Kitap çok sevdiğim bir arkadaşımın doğum günü hediyesi. Yazarın ismi şu sıralar çok dönüp dolaşıyor etrafta ben de merak ettim doğal olarak bu kadar konuşuluyorsa vardır bir hikmeti diye biz de konuşuyorduk arkadaşımla, O da alayım sana doğum gününde bir Canan Tan kitabı dedi ve aldı sağolsun. Piraye'yi al bari diyerek kitabı ben seçtim. Yüzsüzlük mü ettim ne ? :)
Kitaba Çarşamba sabahı başladım Cuma akşamı bitirdim. Ama bu kadar çabuk bitmesinin sebebi "bitse de gitsek" sendromuydu. Normalde her kitaba bir hafta süre veririm.
İlk hayal kırıklığım kitabın ilk sayfalarında daha sonrası için bilgi vermesi oldu. Ben merak etmek isterdim.

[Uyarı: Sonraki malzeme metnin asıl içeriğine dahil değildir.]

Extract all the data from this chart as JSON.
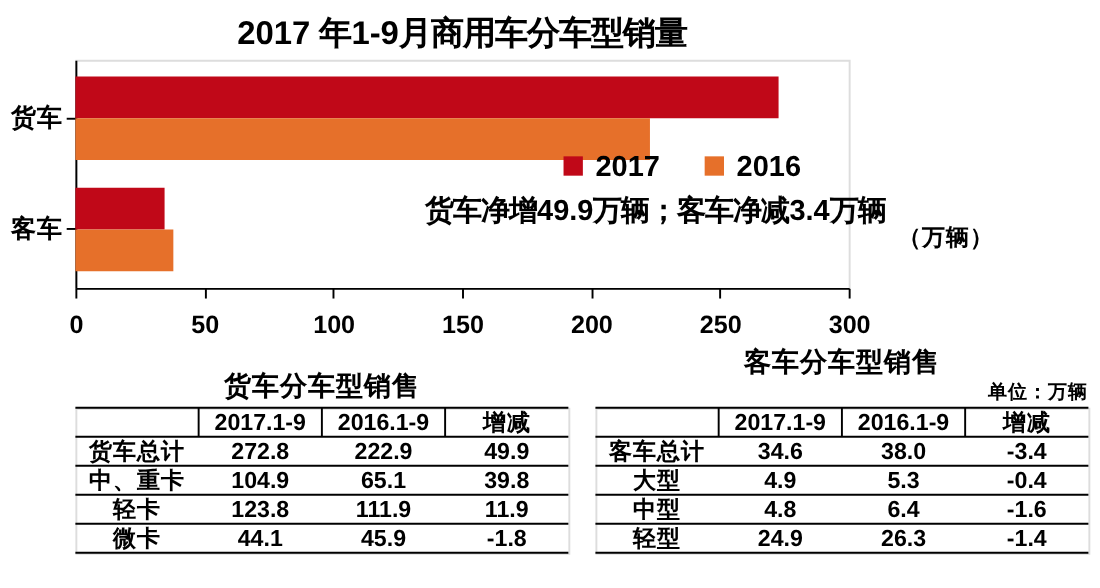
{
  "chart_data": [
    {
      "type": "bar",
      "orientation": "horizontal",
      "title": "2017 年1-9月商用车分车型销量",
      "categories": [
        "货车",
        "客车"
      ],
      "series": [
        {
          "name": "2017",
          "color": "#c00818",
          "values": [
            272.8,
            34.6
          ]
        },
        {
          "name": "2016",
          "color": "#e6702a",
          "values": [
            222.9,
            38.0
          ]
        }
      ],
      "xlim": [
        0,
        300
      ],
      "xticks": [
        0,
        50,
        100,
        150,
        200,
        250,
        300
      ],
      "grid": false,
      "legend": "right",
      "annotations": [
        "货车净增49.9万辆；客车净减3.4万辆",
        "（万辆）"
      ]
    },
    {
      "type": "other",
      "title": "货车分车型销售",
      "categories": [
        null,
        "2017.1-9",
        "2016.1-9",
        "增减"
      ],
      "y_categories": [
        "货车总计",
        "中、重卡",
        "轻卡",
        "微卡"
      ],
      "cell_labels": [
        [
          "272.8",
          "222.9",
          "49.9"
        ],
        [
          "104.9",
          "65.1",
          "39.8"
        ],
        [
          "123.8",
          "111.9",
          "11.9"
        ],
        [
          "44.1",
          "45.9",
          "-1.8"
        ]
      ]
    },
    {
      "type": "other",
      "title": "客车分车型销售",
      "categories": [
        null,
        "2017.1-9",
        "2016.1-9",
        "增减"
      ],
      "y_categories": [
        "客车总计",
        "大型",
        "中型",
        "轻型"
      ],
      "cell_labels": [
        [
          "34.6",
          "38.0",
          "-3.4"
        ],
        [
          "4.9",
          "5.3",
          "-0.4"
        ],
        [
          "4.8",
          "6.4",
          "-1.6"
        ],
        [
          "24.9",
          "26.3",
          "-1.4"
        ]
      ],
      "annotations": [
        "单位：万辆"
      ]
    }
  ]
}
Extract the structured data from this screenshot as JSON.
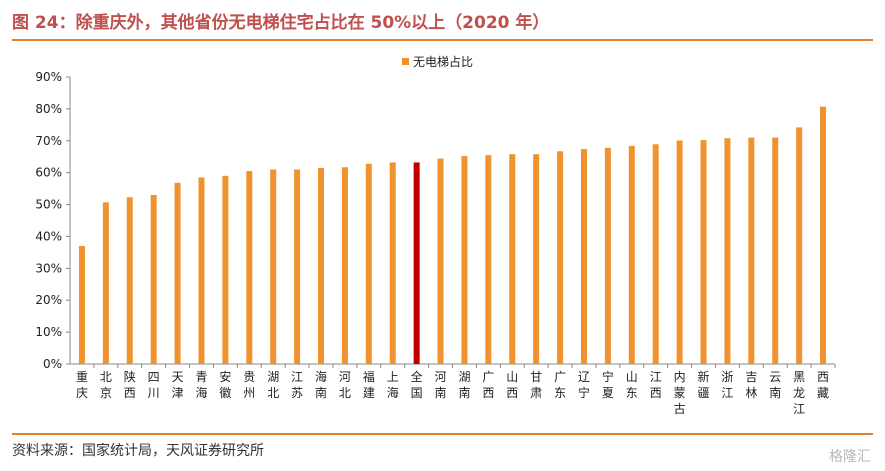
{
  "title": "图 24：除重庆外，其他省份无电梯住宅占比在 50%以上（2020 年）",
  "source": "资料来源：国家统计局，天风证券研究所",
  "watermark": "格隆汇",
  "colors": {
    "bar": "#f0922e",
    "highlight": "#c00000",
    "rule": "#e1812c",
    "title": "#c0504d"
  },
  "chart_data": {
    "type": "bar",
    "legend": {
      "label": "无电梯占比",
      "position": "top-center"
    },
    "categories": [
      "重庆",
      "北京",
      "陕西",
      "四川",
      "天津",
      "青海",
      "安徽",
      "贵州",
      "湖北",
      "江苏",
      "海南",
      "河北",
      "福建",
      "上海",
      "全国",
      "河南",
      "湖南",
      "广西",
      "山西",
      "甘肃",
      "广东",
      "辽宁",
      "宁夏",
      "山东",
      "江西",
      "内蒙古",
      "新疆",
      "浙江",
      "吉林",
      "云南",
      "黑龙江",
      "西藏"
    ],
    "values": [
      37,
      50.7,
      52.3,
      53,
      56.8,
      58.5,
      59,
      60.5,
      61,
      61,
      61.5,
      61.7,
      62.8,
      63.2,
      63.2,
      64.4,
      65.2,
      65.5,
      65.8,
      65.8,
      66.7,
      67.4,
      67.8,
      68.4,
      68.9,
      70.1,
      70.2,
      70.8,
      71,
      71,
      74.2,
      80.7
    ],
    "highlight_category": "全国",
    "ylim": [
      0,
      90
    ],
    "yticks": [
      "0%",
      "10%",
      "20%",
      "30%",
      "40%",
      "50%",
      "60%",
      "70%",
      "80%",
      "90%"
    ],
    "grid": false
  }
}
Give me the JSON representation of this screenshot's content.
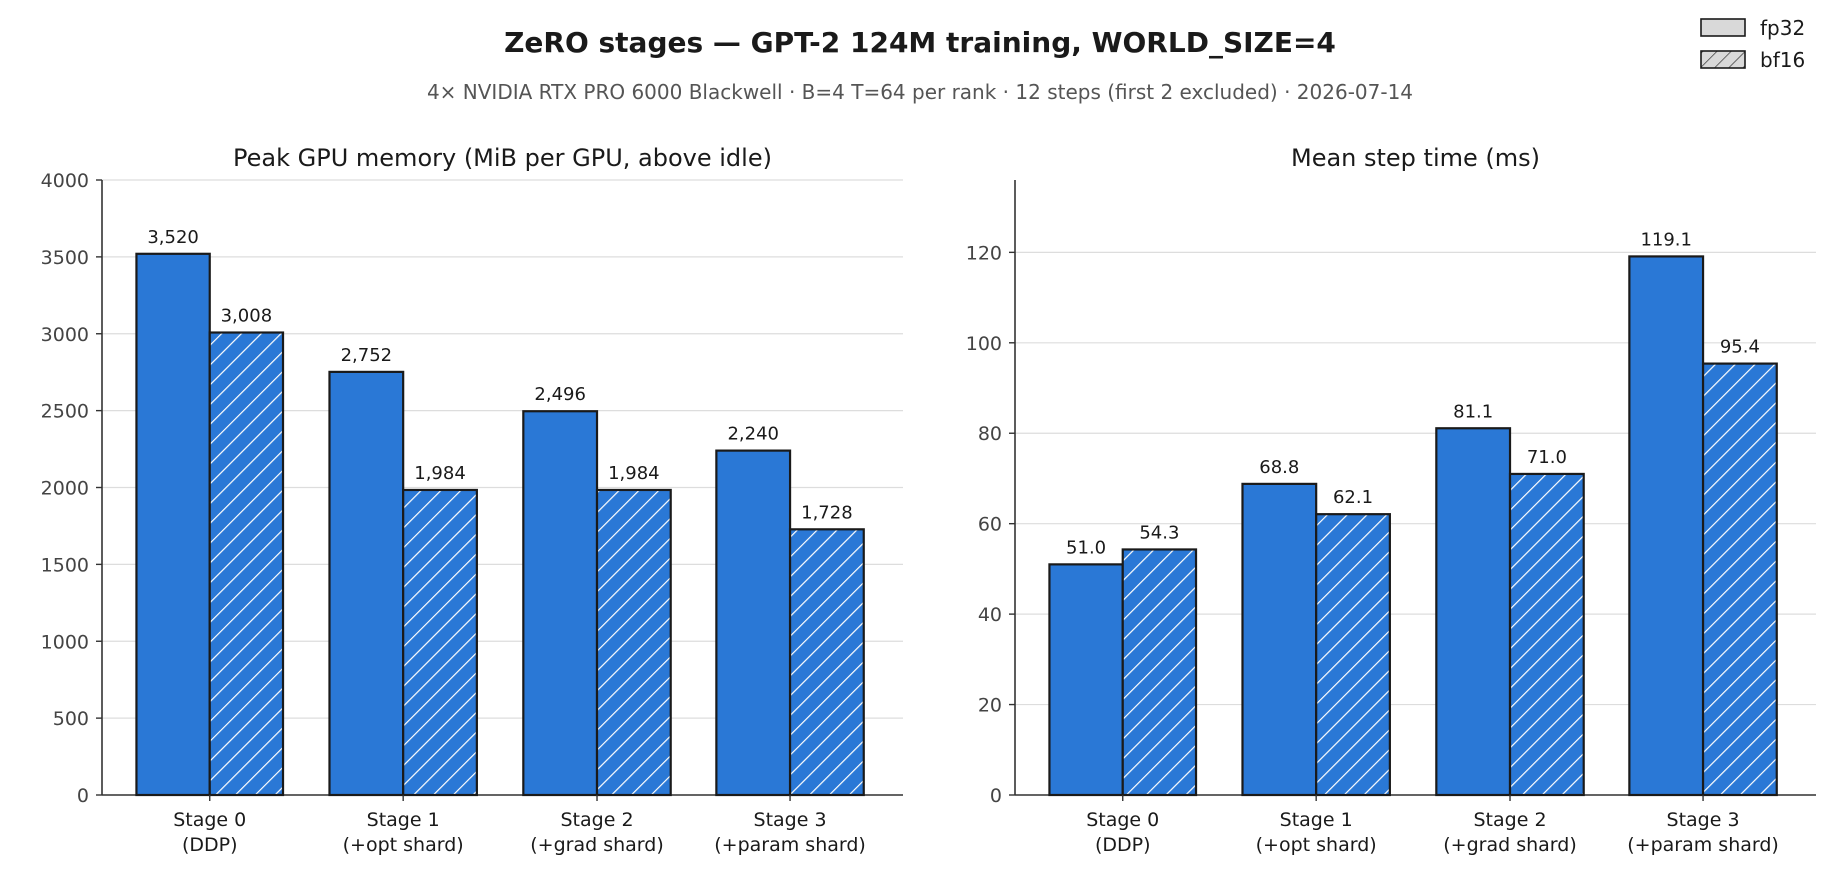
{
  "title": "ZeRO stages — GPT-2 124M training, WORLD_SIZE=4",
  "subtitle": "4× NVIDIA RTX PRO 6000 Blackwell · B=4 T=64 per rank · 12 steps (first 2 excluded) · 2026-07-14",
  "legend": {
    "placement": "top-right",
    "items": [
      "fp32",
      "bf16"
    ]
  },
  "colors": {
    "bar": "#2a78d6",
    "edge": "#1a1a1a",
    "grid": "#dddddd",
    "axis": "#333333",
    "legend_fill": "#d9d9d9"
  },
  "chart_data": [
    {
      "type": "bar",
      "title": "Peak GPU memory (MiB per GPU, above idle)",
      "xlabel": "",
      "ylabel": "",
      "categories": [
        [
          "Stage 0",
          "(DDP)"
        ],
        [
          "Stage 1",
          "(+opt shard)"
        ],
        [
          "Stage 2",
          "(+grad shard)"
        ],
        [
          "Stage 3",
          "(+param shard)"
        ]
      ],
      "series": [
        {
          "name": "fp32",
          "values": [
            3520,
            2752,
            2496,
            2240
          ],
          "labels": [
            "3,520",
            "2,752",
            "2,496",
            "2,240"
          ],
          "hatch": false
        },
        {
          "name": "bf16",
          "values": [
            3008,
            1984,
            1984,
            1728
          ],
          "labels": [
            "3,008",
            "1,984",
            "1,984",
            "1,728"
          ],
          "hatch": true
        }
      ],
      "ylim": [
        0,
        4000
      ],
      "yticks": [
        0,
        500,
        1000,
        1500,
        2000,
        2500,
        3000,
        3500,
        4000
      ],
      "grid": true
    },
    {
      "type": "bar",
      "title": "Mean step time (ms)",
      "xlabel": "",
      "ylabel": "",
      "categories": [
        [
          "Stage 0",
          "(DDP)"
        ],
        [
          "Stage 1",
          "(+opt shard)"
        ],
        [
          "Stage 2",
          "(+grad shard)"
        ],
        [
          "Stage 3",
          "(+param shard)"
        ]
      ],
      "series": [
        {
          "name": "fp32",
          "values": [
            51.0,
            68.8,
            81.1,
            119.1
          ],
          "labels": [
            "51.0",
            "68.8",
            "81.1",
            "119.1"
          ],
          "hatch": false
        },
        {
          "name": "bf16",
          "values": [
            54.3,
            62.1,
            71.0,
            95.4
          ],
          "labels": [
            "54.3",
            "62.1",
            "71.0",
            "95.4"
          ],
          "hatch": true
        }
      ],
      "ylim": [
        0,
        136
      ],
      "yticks": [
        0,
        20,
        40,
        60,
        80,
        100,
        120
      ],
      "grid": true
    }
  ]
}
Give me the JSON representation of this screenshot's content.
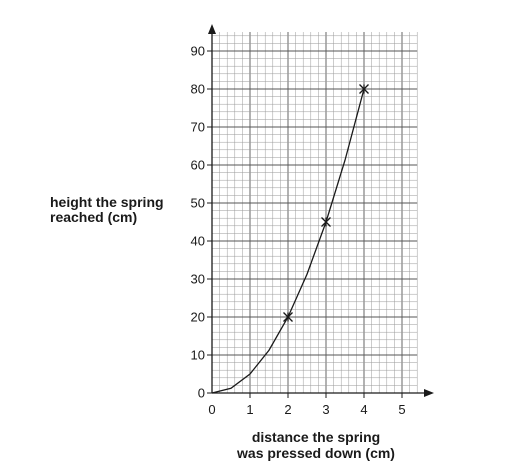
{
  "chart_data": {
    "type": "line",
    "xlabel_lines": [
      "distance the spring",
      "was pressed down (cm)"
    ],
    "ylabel_lines": [
      "height the spring",
      "reached (cm)"
    ],
    "xlim": [
      0,
      5.4
    ],
    "ylim": [
      0,
      95
    ],
    "x_ticks": [
      0,
      1,
      2,
      3,
      4,
      5
    ],
    "y_ticks": [
      0,
      10,
      20,
      30,
      40,
      50,
      60,
      70,
      80,
      90
    ],
    "grid": true,
    "points": [
      {
        "x": 2,
        "y": 20
      },
      {
        "x": 3,
        "y": 45
      },
      {
        "x": 4,
        "y": 80
      }
    ],
    "curve": [
      {
        "x": 0,
        "y": 0
      },
      {
        "x": 0.5,
        "y": 1.25
      },
      {
        "x": 1,
        "y": 5
      },
      {
        "x": 1.5,
        "y": 11.25
      },
      {
        "x": 2,
        "y": 20
      },
      {
        "x": 2.5,
        "y": 31.25
      },
      {
        "x": 3,
        "y": 45
      },
      {
        "x": 3.5,
        "y": 61.25
      },
      {
        "x": 4,
        "y": 80
      }
    ],
    "marker": "asterisk"
  }
}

Kitapta özgür genç kızın, kocasının her dayatmasını kabul eden bir kadına dönüşümünü görüyoruz. Ne yazık ki bunu o özgür halinden ödün vermeden yaptığını sanıyor Piraye. Ayrıca büyük bir aşk da yok ortada. Yani o kadar şeye katlanmak için aşktan kör olmak lazım. Ya da vardı öyle bir aşk ben hissedemedim.
Neyse açıkcası ben pek beğenmedim. Sıradan bir hikaye gibiydi. Daha etkileyici kadın hikayelerini birinci ağızlardan dinlemenin etkisi sanırım bana biraz yavan geldi.
Ama elbette hakkını vermek lazım Diyarbakır ve yemekleri güzel anlatılmış kitapta.
Canım arkadaşıma hediyesi için teşekkür ederim. :)
3 yorum:
bu kadının yazım şeklinde sürükleyen brşey var..
Çok güzel hikayeler olduğunu söyleyemem de,birşey var..
canan tan'ın kitaplarını hiç okumadım. bir ara merak sarmıştım arkadaşım vazgeçirdi. çok yalın kitaplar yazdığını ve her kitaptaki konunun birbirine benzediğini söylmeişti.. bitsede gitsek dediğin bir kitabı bırakmayıp bitirmen de güzel, bende sevmesem de illaki sonunu görmek isterim:))
Masal; o birşey olmasa bu kadar sevilmezdi herhalde :)
Çaylak; Arkadaşın iyi etmiş :) Ben Tuna Kiremitçi'de aynı şeyi yaşamıştım. Aynı kitabı okuyor gibi oluyor insan.